In this case, increasing the background threshold to 118 profusion units results in the gray background that will not be included in any analysis. The palette or color scale for the flux image can be adjusted both in the measurement software and the image review software. All profusion values greater than the maximum value on the scale will be displayed as the highest profusion color.

In this case, red. Increasing the dynamic range, for instance, changing the scale to range from zero to 1500, will make repeat scan variation more obvious to the eye as areas measuring between 1000 to 1500 profusion units will now be displayed using the color gradient rather than all being shown as red. The scan shown here was obtained in a mouse whose core body temperature was initially below 36.8 at the start of the repeated scan and then increased over the repeated scans.

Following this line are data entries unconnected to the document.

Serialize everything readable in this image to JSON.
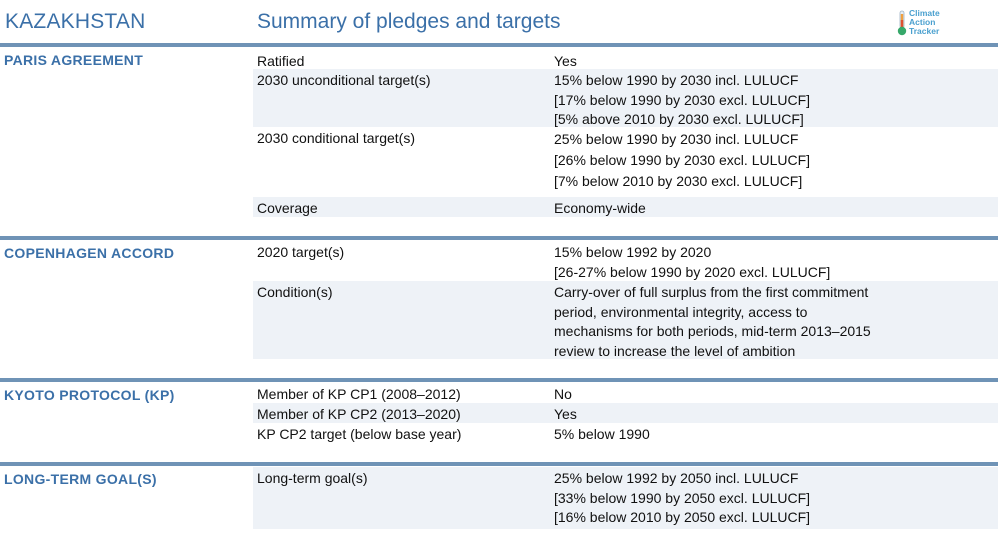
{
  "header": {
    "country": "KAZAKHSTAN",
    "subtitle": "Summary of pledges and targets",
    "logo_lines": [
      "Climate",
      "Action",
      "Tracker"
    ],
    "logo_icon": "thermometer-icon"
  },
  "colors": {
    "accent": "#3b70a8",
    "bar": "#6f93b6",
    "row_shade": "#eef2f7",
    "logo": "#4aa0cf"
  },
  "sections": [
    {
      "title": "PARIS AGREEMENT",
      "rows": [
        {
          "label": "Ratified",
          "values": [
            "Yes"
          ]
        },
        {
          "label": "2030 unconditional target(s)",
          "values": [
            "15% below 1990 by 2030 incl. LULUCF",
            "[17% below 1990 by 2030 excl. LULUCF]",
            "[5% above 2010 by 2030 excl. LULUCF]"
          ]
        },
        {
          "label": "2030 conditional target(s)",
          "values": [
            "25% below 1990 by 2030 incl. LULUCF",
            "[26% below 1990 by 2030 excl. LULUCF]",
            "[7% below 2010 by 2030 excl. LULUCF]"
          ]
        },
        {
          "label": "Coverage",
          "values": [
            "Economy-wide"
          ]
        }
      ]
    },
    {
      "title": "COPENHAGEN ACCORD",
      "rows": [
        {
          "label": "2020 target(s)",
          "values": [
            "15% below 1992 by 2020",
            "[26-27% below 1990 by 2020 excl. LULUCF]"
          ]
        },
        {
          "label": "Condition(s)",
          "values": [
            "Carry-over of full surplus from the first commitment",
            "period, environmental integrity, access to",
            "mechanisms for both periods, mid-term 2013–2015",
            "review to increase the level of ambition"
          ]
        }
      ]
    },
    {
      "title": "KYOTO PROTOCOL (KP)",
      "rows": [
        {
          "label": "Member of KP CP1 (2008–2012)",
          "values": [
            "No"
          ]
        },
        {
          "label": "Member of KP CP2 (2013–2020)",
          "values": [
            "Yes"
          ]
        },
        {
          "label": "KP CP2 target (below base year)",
          "values": [
            "5% below 1990"
          ]
        }
      ]
    },
    {
      "title": "LONG-TERM GOAL(S)",
      "rows": [
        {
          "label": "Long-term goal(s)",
          "values": [
            "25% below 1992 by 2050 incl. LULUCF",
            "[33% below 1990 by 2050 excl. LULUCF]",
            "[16% below 2010 by 2050 excl. LULUCF]"
          ]
        }
      ]
    }
  ]
}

Note that the control footpad average profusion was more effected by the colder core body temperature than the ischemic footpad. A single scan of the cooler body temperature would have resulted in a higher profusion ratio being recorded for this data point. Variation in mouse skin pigmentation, such as may be seen with C57Bl/6 mice, may result in the scan area being below the background threshold value which will make analysis of regions of interest containing pigmented areas difficult.

The mouse footpads in general do not have hyperpigmentation, making this the most convenient area to scan for this mouse strain. If the researcher wishes to study the ventral hindlimb, then a white mouse strain should be selected. LDPI is an effective, easily performed, and repeatable method for measuring hindlimb dermal profusion as a reflection of overall arterial perfusion.

Consistent technique is required when using LDPI to obtain reliable data.